Kaltim ternyata tak sendiri, beberapa daerah juga pernah menanyakan hal yang sama di Kementerian Keuangan. Seperti Kudus dan Mojokerto.
“Peraturan itu sama sekali tak menyerap aspirasi daerah dengan kondisinya. Meski sudah berdasarkan survei kementerian di daerah. Standar survey itulah yang menjadi pertanyaan karena kesannya disamakan di seluruh daerah,” tutur Rusman Yaqub.
Menurutnya, pusat justru tidak menggubris kewenangan pemerintah daerah untuk mengelola keuangan daerah. Menurut pandangan DPRD harusnya pemerintah daerah diberi ruang dengan mempertimbangkan peraturan gubernur. Salah satunya terkait anggaran perjalanan dinas ini. Daerah selalu terbentur dengan aturan yang sudah terlebih dahulu dibentuk tanpa mempertimbangkan kondisi daerah
“Itulah yang membuat daerah jadi segan melawan pusat karena terbentur aturan yang tidak fleksibel dengan kewenangan daerah,” tambah Rusman.
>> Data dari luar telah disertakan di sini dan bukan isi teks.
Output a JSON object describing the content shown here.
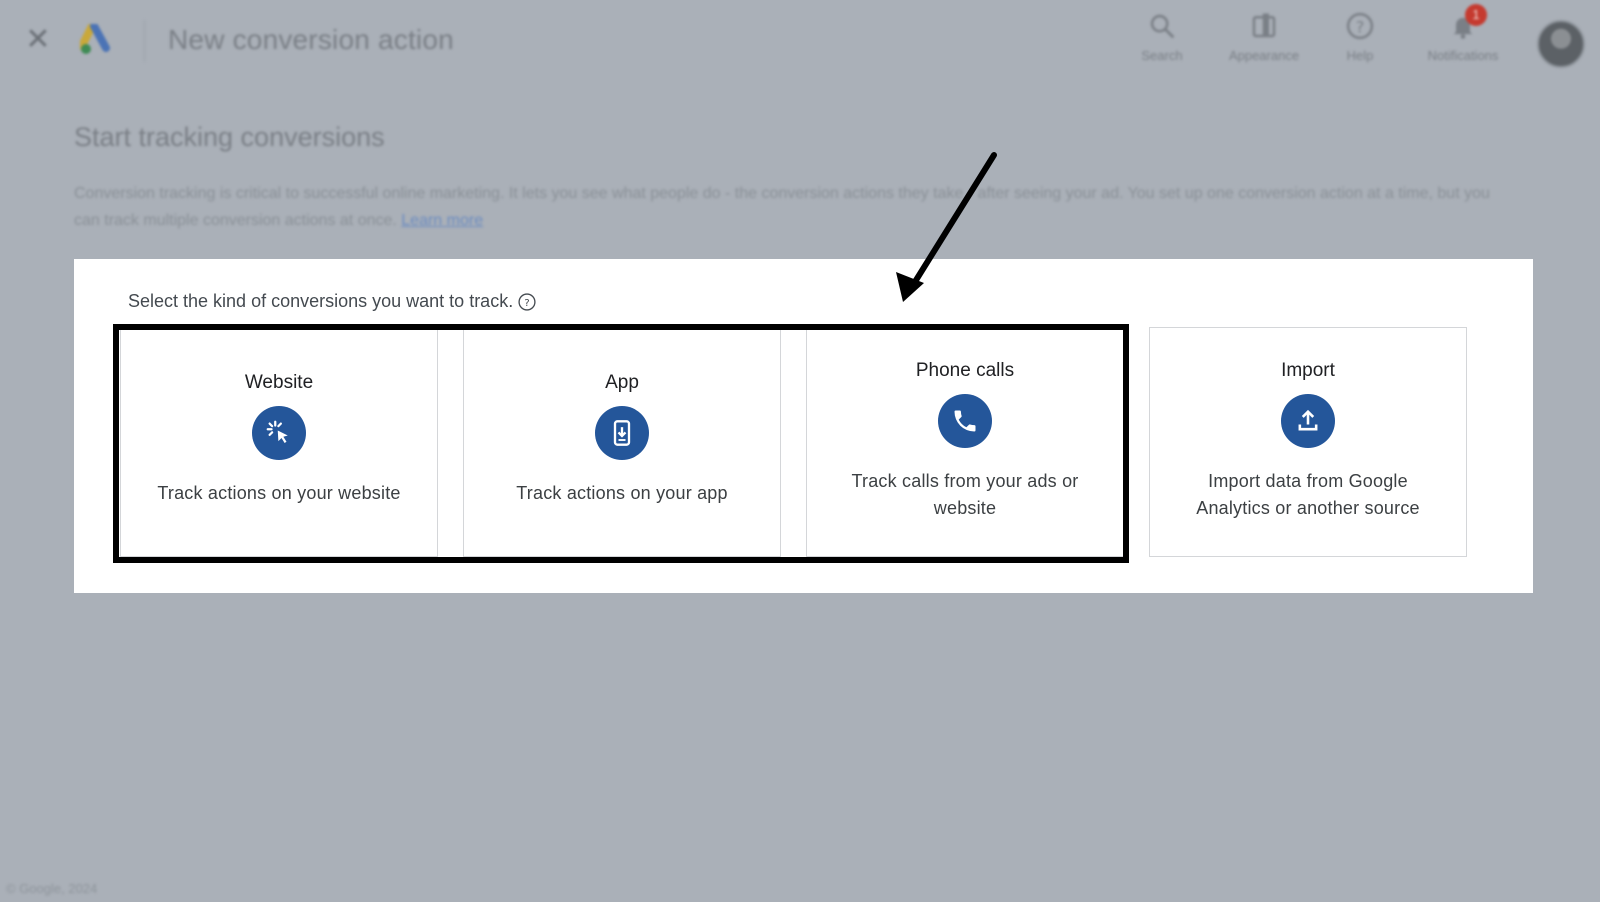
{
  "header": {
    "title": "New conversion action",
    "actions": [
      {
        "label": "Search",
        "icon": "search-icon"
      },
      {
        "label": "Appearance",
        "icon": "appearance-icon"
      },
      {
        "label": "Help",
        "icon": "help-icon"
      },
      {
        "label": "Notifications",
        "icon": "bell-icon",
        "badge": "1"
      }
    ]
  },
  "page": {
    "heading": "Start tracking conversions",
    "intro": "Conversion tracking is critical to successful online marketing. It lets you see what people do - the conversion actions they take - after seeing your ad. You set up one conversion action at a time, but you can track multiple conversion actions at once.",
    "learn_more": "Learn more"
  },
  "panel": {
    "prompt": "Select the kind of conversions you want to track.",
    "cards": [
      {
        "title": "Website",
        "description": "Track actions on your website",
        "icon": "cursor-click-icon"
      },
      {
        "title": "App",
        "description": "Track actions on your app",
        "icon": "phone-download-icon"
      },
      {
        "title": "Phone calls",
        "description": "Track calls from your ads or website",
        "icon": "phone-call-icon"
      },
      {
        "title": "Import",
        "description": "Import data from Google Analytics or another source",
        "icon": "upload-icon"
      }
    ]
  },
  "footer": {
    "copyright": "© Google, 2024"
  },
  "colors": {
    "accent_blue": "#24569a",
    "backdrop": "#aab0b8",
    "highlight": "#000000"
  }
}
Dari situ, menurutnya banyak kebutuhan daerah yang tidak terakomodir dalam standarisasi anggaran itu. Apalagi pejabat pengawas di daerah juga menggunakan aturan itu sebagai tameng. Artinya daerah tidak punya kewenangan.
“Jika terkait kebijakan, seperti yang saya paparkan sebelumnya, ‘saklar’nya ada di Kemendagri. Mengapa sinar lampu didaerah tidak merata, itu terkait kebijakan disana dan memang itu bukan ranah Kementerian keuangan,” ujar walidi.
Ditambahkan Walidi, standar di kementrian keuangan, ada 2 aturan. Yakni lampiran 1 : Perencanaan dan pelaksanaan , dan lampiran 2 digunakan saat perencanaan, tapi bisa dilampaui saat pelaksanaan. Contohnya terkait ad cost.
Lampiran 1 soal pendapatan dan fasilitas termasuk uang harian dan penginapan. Lampiran 2 bisa dilampaui misalnya tiket pesawat. Itu diperbolehkan karena perbedaan kebijakan biaya penerbangan di daerah.
“Contohnya, aturan perjalanan dinas adalah dari kota ke bandara. Tetapi tidak antarkabupaten. Nah, terkait perjalanan dalam daerah, silahkan rombongan mendalami merujuk aturan yang berlaku. Karena standar itulah yang harus diperjuangkan agar bisa berubah sesuai kondisi daerah,” tambahnya. (adv/dhi/oke)
Teks foto: 5opening SERIUS: Diskusi antara rombongan DPRD dan Pemprov Kaltim saat berkonsultasi di Kementerian Keuangan, Jakarta (4/2).